Over and over again I bashed my big toenails into rocks, roots, and anything else sticking up out of the trail. This wasn’t a big issue at first – just a somewhat painful inconvenience – but it slowly became one of the biggest issues of the run. Yes, my toenails were cut beforehand, but I never cut them too short because they become horribly ingrown otherwise – back to the bashing.
My big toenails got to the point where they were in so much pain I would scream at the top of my lungs every time I hit one of them on something. I apologize to everyone I frightened in the night. They were also in pain when they weren’t hitting things. When I changed socks at mile 67, I forced myself not to look at them for fear it would only make things worse. Eventually, I saw blood soaking through the front of my shoe around my big toe. No way were my toenails surviving this run.
Spoiler alert: they didn’t.
Wanting to Quit
Quitting – or dropping – from the race was never something I seriously considered. I spent nearly the entire year training to complete this race and there was no way I was going to give up before the 30-hour cutoff bar something terrible happening.
However, around mile 35 (kilometer 56) the thought of dropping did manage to creep into my head.
It was the thought, “damn, this is harder than expected, and wouldn’t it be nice to just call it at the next aid station?” But then I thought about how upset with myself I would be in a week if I had dropped because of anything short of a serious injury or complication. Yes, my toenails were incredibly painful, but the pain was bearable. I wasn’t going to let my toenails rob me of a finish.
When I reached the halfway point, things improved mentally. Around 10 mi / 16 km after passing midway, there was another crewed aid station which was hugely motivating.
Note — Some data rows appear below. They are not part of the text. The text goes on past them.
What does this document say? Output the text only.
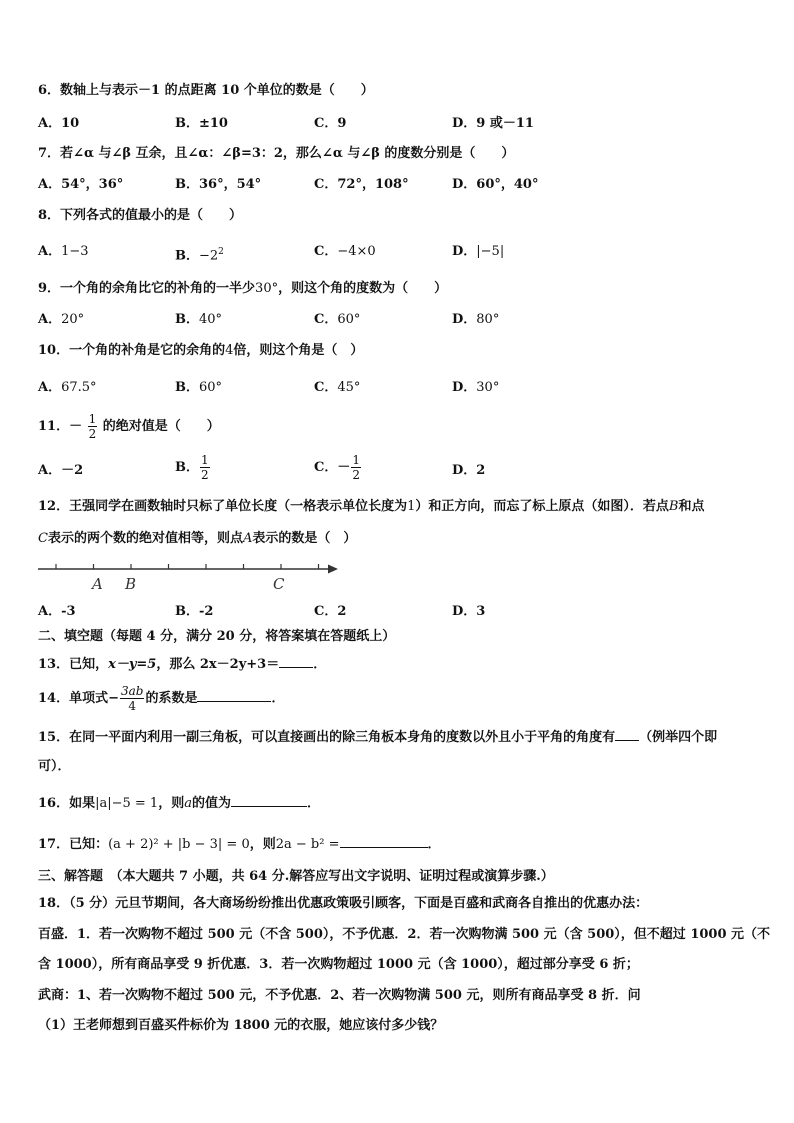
6．数轴上与表示－1 的点距离 10 个单位的数是（　　）
A．10	B．±10	C．9	D．9 或－11
7．若∠α 与∠β 互余，且∠α：∠β=3：2，那么∠α 与∠β 的度数分别是（　　）
A．54°，36°	B．36°，54°	C．72°，108°	D．60°，40°
8．下列各式的值最小的是（　　）
A．1−3	B．$-2^2$	C．−4×0	D．|−5|
9．一个角的余角比它的补角的一半少30°，则这个角的度数为（　　）
A．20°	B．40°	C．60°	D．80°
10．一个角的补角是它的余角的4倍，则这个角是（　）
A．67.5°	B．60°	C．45°	D．30°
11．－ $\frac{1}{2}$ 的绝对值是（　　）
A．－2	B． $\frac{1}{2}$	C．－ $\frac{1}{2}$	D．2
12．王强同学在画数轴时只标了单位长度（一格表示单位长度为1）和正方向，而忘了标上原点（如图）．若点B和点
C表示的两个数的绝对值相等，则点A表示的数是（　）
A B	C
A．-3	B．-2	C．2	D．3
二、填空题（每题 4 分，满分 20 分，将答案填在答题纸上）
13．已知，x－y=5，那么 2x－2y+3＝	．
14．单项式− $\frac{3ab}{4}$ 的系数是	．
15．在同一平面内利用一副三角板，可以直接画出的除三角板本身角的度数以外且小于平角的角度有 （例举四个即
可）．
16．如果|a|−5 = 1，则a的值为	．
17．已知：(a + 2)² + |b − 3| = 0，则2a − b² =	．
三、解答题　（本大题共 7 小题，共 64 分.解答应写出文字说明、证明过程或演算步骤.）
18．（5 分）元旦节期间，各大商场纷纷推出优惠政策吸引顾客，下面是百盛和武商各自推出的优惠办法：
百盛．1．若一次购物不超过 500 元（不含 500），不予优惠．2．若一次购物满 500 元（含 500），但不超过 1000 元（不
含 1000），所有商品享受 9 折优惠．3．若一次购物超过 1000 元（含 1000），超过部分享受 6 折；
武商：1、若一次购物不超过 500 元，不予优惠．2、若一次购物满 500 元，则所有商品享受 8 折．问
（1）王老师想到百盛买件标价为 1800 元的衣服，她应该付多少钱？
This was also where runners turned around to head back toward the finish after completing the course’s longest out-and-back.
This was the final test I had been working toward all year and no matter how much it hurt, I was going to finish the damn thing.
The other highly motivating factor was the aid stations. The volunteers were incredible and the cheers from each aid station breathed new life into me each time I approached. I don’t know if I would have gotten through the race if it hadn’t been for the aid stations and their amazing crews (or my amazing crew).
Getting to the End
At around 80 mi / 129 km into the course, pacers were permitted to join runners.
My pacer – a long-time childhood friend of mine – was less for making sure I maintained a particular pace and more for making sure I maintained any pace at all (as opposed to collapsing in the bushes or face-planting in the middle of the trail).
One final complication in getting to the end was I eventually needed to answer a call from nature. It started ringing about 10 mi / 16 km out from the finish and I thought I could hold on. However, I soon calculated the time spent digging and pooping in a hole would be negated by the increased comfort and pace allowed by silencing a ringing phone.
In the final 20 mi / 32 km I struggled to maintain a pace quicker than 15-minute miles (9:19 kilometers). But in the final 10 mi / 16 km (post-poop), I managed to dig deep – push past my now-destroyed toenails – and find some speed. My penultimate mile was faster than every mile I had run since mile 37 (kilometer 60) and my final 5 mi / 8 km split was faster than anything accomplished following the first marathon.
I passed a few people toward the end and one started running with me. He said I inspired him to push and we could make it to the finish in under 26 hours if we pushed. After this, there was no way I could slow down.
As I drew toward the finish I could hear cheering and cowbells from my crew and spectators. It was exactly what I needed to finish strong.
On the whole, my first 100-mile ultramarathon was an overwhelming success. Despite thinking my first ultra would be my last, I have to admit I’m inclined to do another.
I’ve entered the lottery for next year’s Western States 100 which I am eligible for after completing the Mountain Lakes 100. If I get into Western States, which takes place in June, I guess I have to remain a runner for a little bit longer.
If not, who knows where I’ll find myself running far and not dying next.